It's easy, you place an order and think nothing more of selecting the Shiny Buy Now Pay Later button, after all, it's an interest free and payment free period.
However, the Sting is in the tail if you don't manage to clear the entire balance before the Buy Now Pay Later period ends.
More and more customers are now choosing Buy Now Pay Later and could realise that those deals are actually a lot more expensive than traditional credit cards.
A lot of Catalogue customers don't consider the APR on their account before they place Buy Now Pay Later orders, but that could be a huge mistake.
Catalogue companies can charge as much as three times more than a Credit Card in terms of interest.
So by missing the Buy Now Pay later deadline you could be heading for a lot of interest being added to the account.
Debt charity StepChange said that a third of the clients it helped in 2015 had catalogue debts, and that they owed an average of just under £2,000.

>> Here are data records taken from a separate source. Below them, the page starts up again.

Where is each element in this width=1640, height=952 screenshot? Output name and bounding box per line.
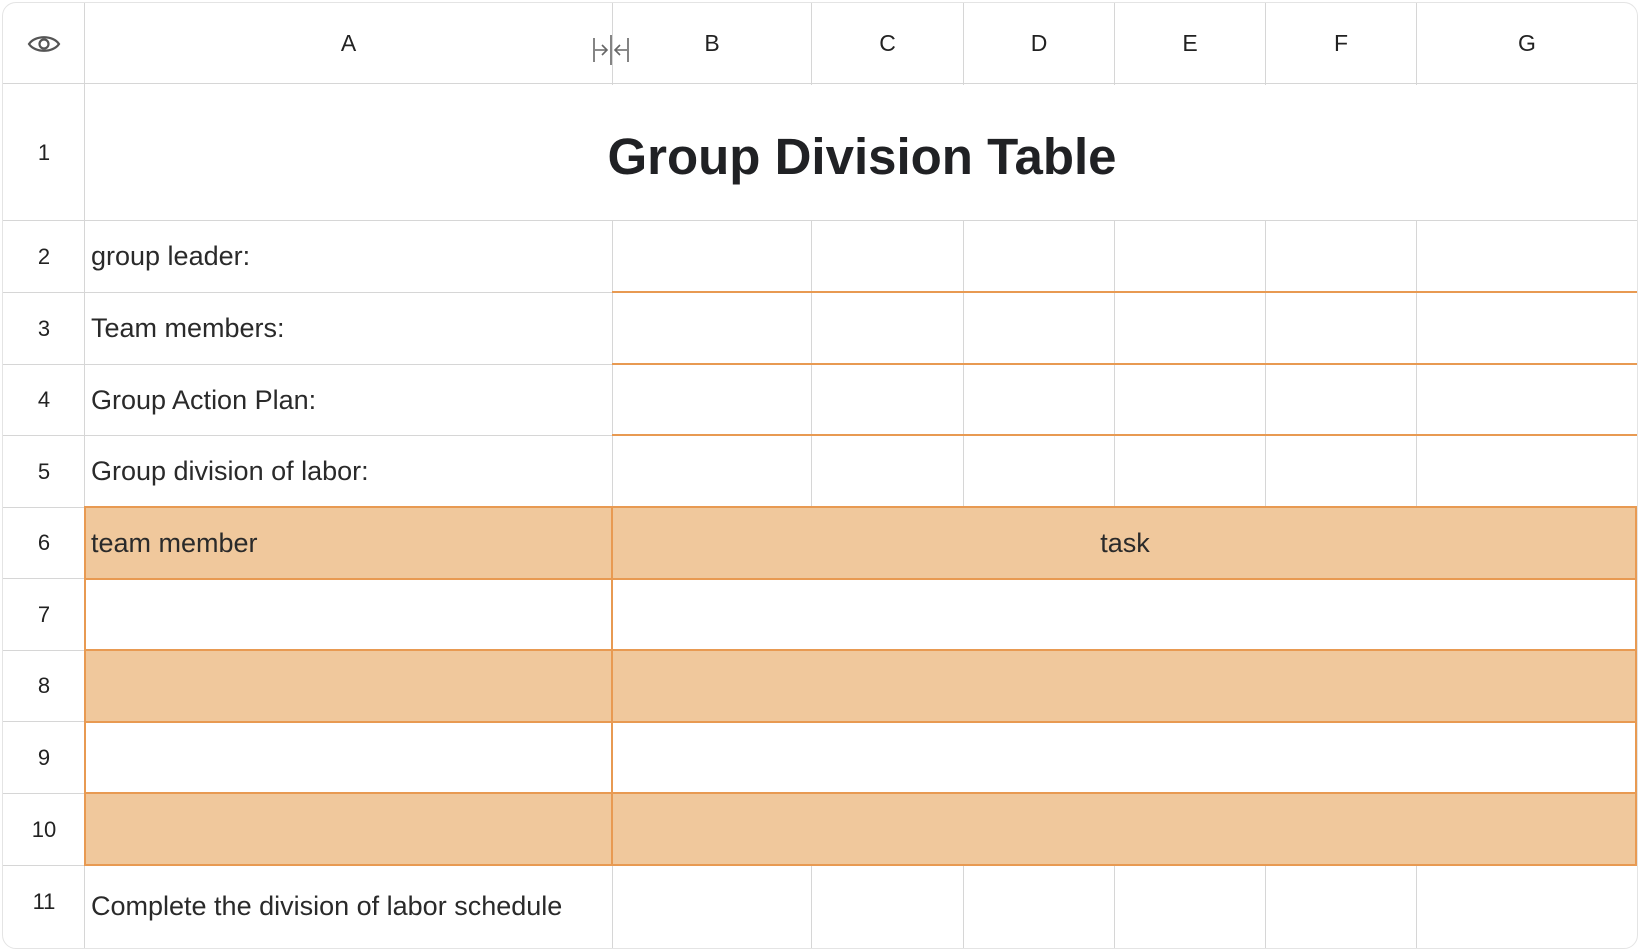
- row-header-6[interactable]: 6: [3, 508, 85, 578]
- row-header-10[interactable]: 10: [3, 794, 85, 865]
- row-header-11[interactable]: 11: [3, 866, 85, 937]
- row-8-fill: [85, 651, 1637, 722]
- row-header-8[interactable]: 8: [3, 651, 85, 721]
- column-header-a[interactable]: A: [85, 3, 612, 84]
- cell-a4[interactable]: Group Action Plan:: [91, 365, 316, 435]
- sheet-title-cell[interactable]: Group Division Table: [87, 85, 1637, 228]
- cell-a3[interactable]: Team members:: [91, 293, 285, 364]
- column-resize-icon[interactable]: [591, 33, 631, 67]
- row-header-4[interactable]: 4: [3, 365, 85, 435]
- cell-a2[interactable]: group leader:: [91, 221, 250, 292]
- row-header-2[interactable]: 2: [3, 221, 85, 292]
- row-header-1[interactable]: 1: [3, 85, 85, 220]
- cell-a6-team-member[interactable]: team member: [91, 508, 258, 578]
- column-header-b[interactable]: B: [613, 3, 811, 84]
- column-header-f[interactable]: F: [1266, 3, 1416, 84]
- column-header-d[interactable]: D: [964, 3, 1114, 84]
- row-10-fill: [85, 794, 1637, 865]
- column-header-g[interactable]: G: [1417, 3, 1637, 84]
- eye-icon[interactable]: [3, 3, 85, 84]
- cell-b6-task[interactable]: task: [613, 508, 1637, 578]
- row-header-7[interactable]: 7: [3, 579, 85, 650]
- row-header-5[interactable]: 5: [3, 436, 85, 507]
- column-header-c[interactable]: C: [812, 3, 963, 84]
- spreadsheet-grid: A B C D E F G 1 2 3 4 5 6 7 8 9 10 11 Gr…: [2, 2, 1638, 949]
- column-header-e[interactable]: E: [1115, 3, 1265, 84]
- cell-a5[interactable]: Group division of labor:: [91, 436, 369, 507]
- row-header-9[interactable]: 9: [3, 722, 85, 793]
- cell-a11[interactable]: Complete the division of labor schedule: [91, 871, 562, 941]
- row-header-3[interactable]: 3: [3, 293, 85, 364]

Websites including Very.co.uk and SimplyBe.co.uk allow shoppers to spread the cost of goods, but once 0% deals are over the interest rates charged are far higher than those on normal credit cards. Very, which sells everything from clothes and toys to home and electrical items, offers shoppers an interest-free deal on purchases over £50, where the balance must be paid off after a set period of time.
Alternatively, people can take a “spread the cost” payment option. “Take as long as you like,” it says. “Pay at least £5 or 7% of the balance each month, whichever is highest. Interest will be charged at your account rate.
But with a typical APR of 39.9%, a customer borrowing £300 and spreading the cost this way would take four and a half years to repay the debt, repaying a total of £478 – £178 in interest.
If you take out a Buy Now Pay Later deal or have taken one out in the past 12 months, login and check when that deal expires. Do everything you can to clear the balance in full before the interest is added to your account.
Remember, Unlike traditional Credit, Buy now pay later interest is backdated to the date of your order (Called Deferred interest) and this could be very costly.